Чудаки, они не знали, никакого ужаса, партитуры найдутся, их присвоят другие, какая разница, под чьими именами будет звучать музыка, написанная ее мужем, она принадлежит всем.
Мужчины воспитали Эмилию как цыганку, никакого богатства, никакого опыта, все оставить на месте прежнего кочевья и начать сначала. Ну, в Игоре это знание понятно, оно шло по отцовской линии, от деда-конокрада, но Володя, откуда у Володи, неужели так заразительно бескорыстие?
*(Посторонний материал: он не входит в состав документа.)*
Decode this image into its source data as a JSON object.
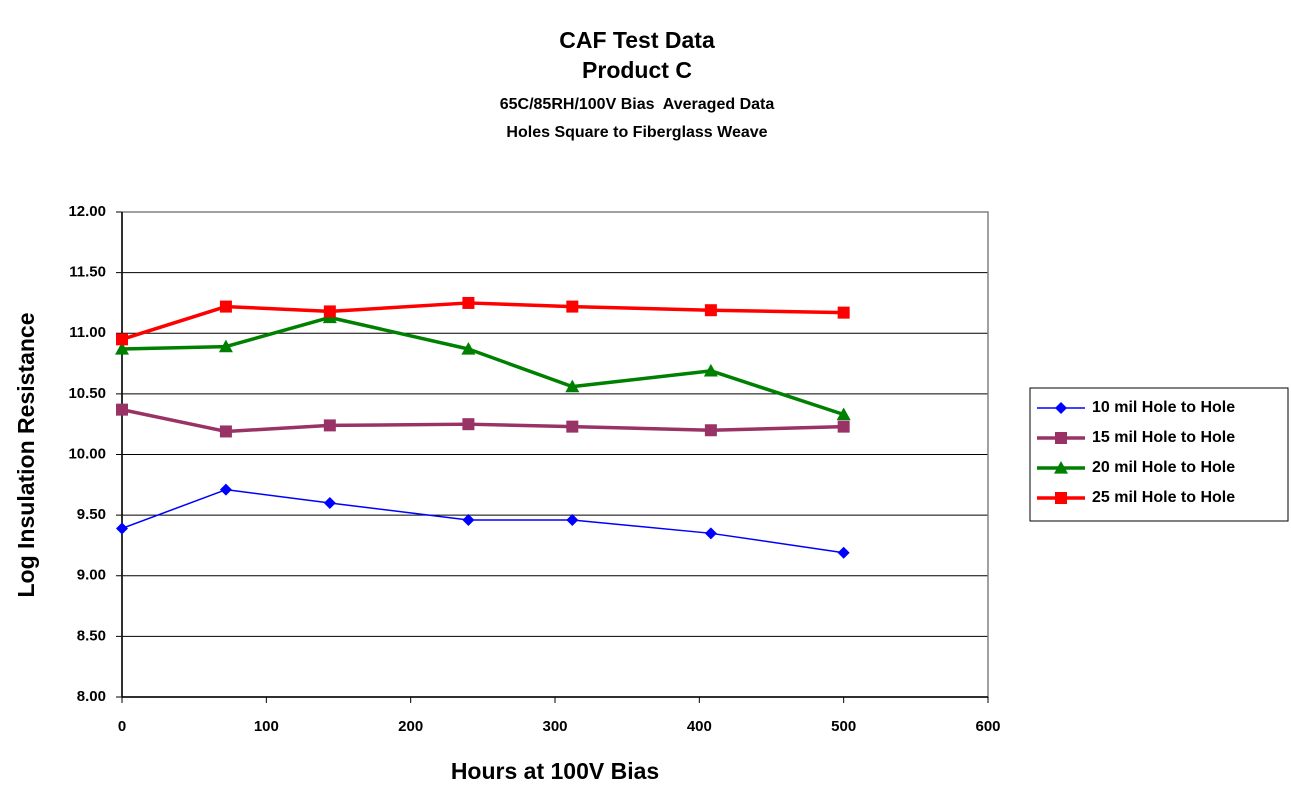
{
  "chart_data": {
    "type": "line",
    "title": [
      "CAF Test Data",
      "Product C"
    ],
    "subtitle": [
      "65C/85RH/100V Bias  Averaged Data",
      "Holes Square to Fiberglass Weave"
    ],
    "x_label": "Hours at 100V Bias",
    "y_label": "Log Insulation Resistance",
    "x": [
      0,
      72,
      144,
      240,
      312,
      408,
      500
    ],
    "series": [
      {
        "name": "10 mil Hole to Hole",
        "color": "#0000ff",
        "marker": "diamond",
        "line_width": 1.5,
        "values": [
          9.39,
          9.71,
          9.6,
          9.46,
          9.46,
          9.35,
          9.19
        ]
      },
      {
        "name": "15 mil Hole to Hole",
        "color": "#993366",
        "marker": "square",
        "line_width": 3.5,
        "values": [
          10.37,
          10.19,
          10.24,
          10.25,
          10.23,
          10.2,
          10.23
        ]
      },
      {
        "name": "20 mil Hole to Hole",
        "color": "#008000",
        "marker": "triangle",
        "line_width": 3.5,
        "values": [
          10.87,
          10.89,
          11.13,
          10.87,
          10.56,
          10.69,
          10.33
        ]
      },
      {
        "name": "25 mil Hole to Hole",
        "color": "#ff0000",
        "marker": "square",
        "line_width": 3.5,
        "values": [
          10.95,
          11.22,
          11.18,
          11.25,
          11.22,
          11.19,
          11.17
        ]
      }
    ],
    "xlim": [
      0,
      600
    ],
    "xticks": [
      0,
      100,
      200,
      300,
      400,
      500,
      600
    ],
    "ylim": [
      8,
      12
    ],
    "yticks": [
      {
        "value": 8,
        "label": "8.00"
      },
      {
        "value": 8.5,
        "label": "8.50"
      },
      {
        "value": 9,
        "label": "9.00"
      },
      {
        "value": 9.5,
        "label": "9.50"
      },
      {
        "value": 10,
        "label": "10.00"
      },
      {
        "value": 10.5,
        "label": "10.50"
      },
      {
        "value": 11,
        "label": "11.00"
      },
      {
        "value": 11.5,
        "label": "11.50"
      },
      {
        "value": 12,
        "label": "12.00"
      }
    ],
    "grid": true,
    "legend": "right"
  }
}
Игоря после и в лагере все любили: люди, начальство, воры. Он был не брезглив на дружбу, а то, что мать дворянка, только остроту придавало неразборчивости, желанию хлебать вместе со всеми из одной чашки.
Любимых нельзя разглядывать слишком пристально, но, глядя на Володю, она понимала, что этот насмешливый человек, покоривший ее тогда в Скадовске, сгусток комплексов и тянется к Игорю, тычется в Игоря, чтоб тот разрешил, распутал. Ему и нужен был Игорь, чтобы не слишком долго оставаться наедине с самим собой. Как нужна была песня, как нужна была сказка оставленному без присмотра ребенку.
Ой, как они пели вдвоем, непохожие. Складно, навсегда, на украинской мове затрепанные ветрами казацкие песни, выхваченные из екатеринославского детства Игоря, песни Гоголя, песни Днепра. Они пели так, что больше ничего Эмилии было не нужно, но все это в часы, свободные от диспутов и репетиций, наедине с собой, непричастные, неохваченные.